If asked to forsake their duty, I believe most local police do their best to honor these rights and refuse to facilitate a totalitarian government. I don’t even believe most of the military would stand for such behavior. They swore an oath and are usually more aware of the constitution than the men they work for. But that does not mean that we should sit idly by as the federal government implements top-down emergency preparedness plans to mobilize and implement an authority structure that supersedes our own here. There is a balance to having a responsible approach to natural disasters like Hurricane Katrina or terrorist acts like those on Sept. 11, 2001. But our predisposition toward overkill began before the events of 9/11.
I understand the resistance to more roadblocks and transparency comes from a desire by police to do their jobs effectively and safely.
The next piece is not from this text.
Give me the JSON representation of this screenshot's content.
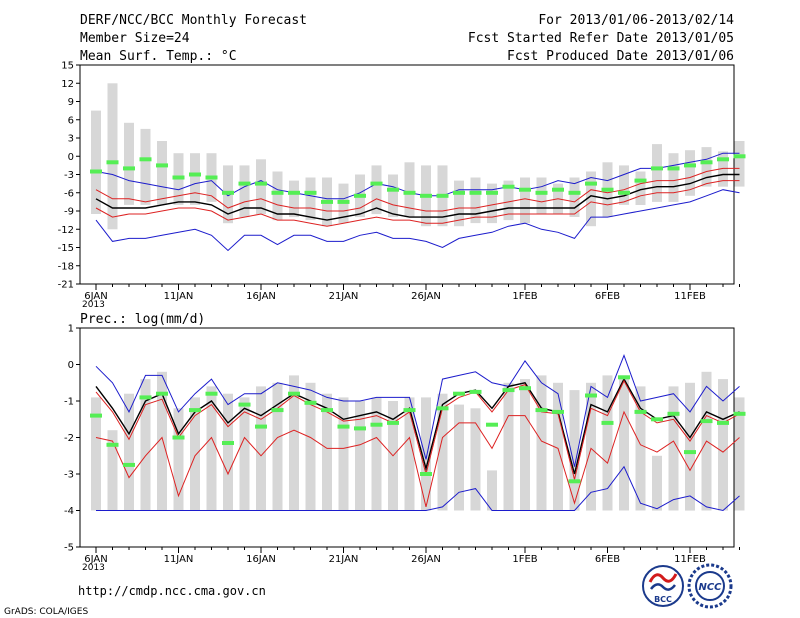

But the risk should not be raised on one in the name of eliminating it on another. We are not in a state of wonton violence and free-for-all criminality.
Planning for the worst and hoping for the best is good leadership, but turning our constabulary into an intimidating, wartime paramilitary force is both impractical and statistically unnecessary. Our local police should be a representation of our community. I can accept that a city such as Milwaukee, WI could use a couple of military vehicles or a helicopter for prosecuting its war on crime, which is among the worst in the nation. It has 1.2 million people and a large urban center with dozens of homicides a year, bomb threats, drug wars and gang problems. But if Jefferson County, WI receives the same equipment, training and conducts raids the same way I’m going to have a problem with it. It just depends where you live.
Here in Racine County, Sheriff Schmaling used the 1033 program to acquire an armored vehicle that had been sitting idle for eight years in California. Our County is anchored by the city of Racine, an industrial community of 80,000 people with a history of drug and higher crime. He is a deeply conservative man but insists that such tools are necessary for our area. During a recent mass shooting at a Sikh temple in 2012, Schmaling sent the vehicle to assist neighboring Oak Creek. “If you’ve seen the active-shooter (mass killing) in Oak Creek…we certainly hope it doesn’t happen here,” he said. “But if it does, we’ll certainly be ready for it.”
Each area has its own needs, and as long as police forces acquire proportionate equipment and training based on local circumstances, I believe voters will agree with it. Together, they know best how their governments should operate. What I fully reject is the presumption of supremacy by the federal government, both in its implementation and mobilization. To me, this is our greatest national security concern beyond anything that terrorism threatens.
Mayberry may be a future battlefield, but I don’t accept the notion that it must look or act like one now. Even still, America’s 1033 program may not the problem. Neither is healthy caution.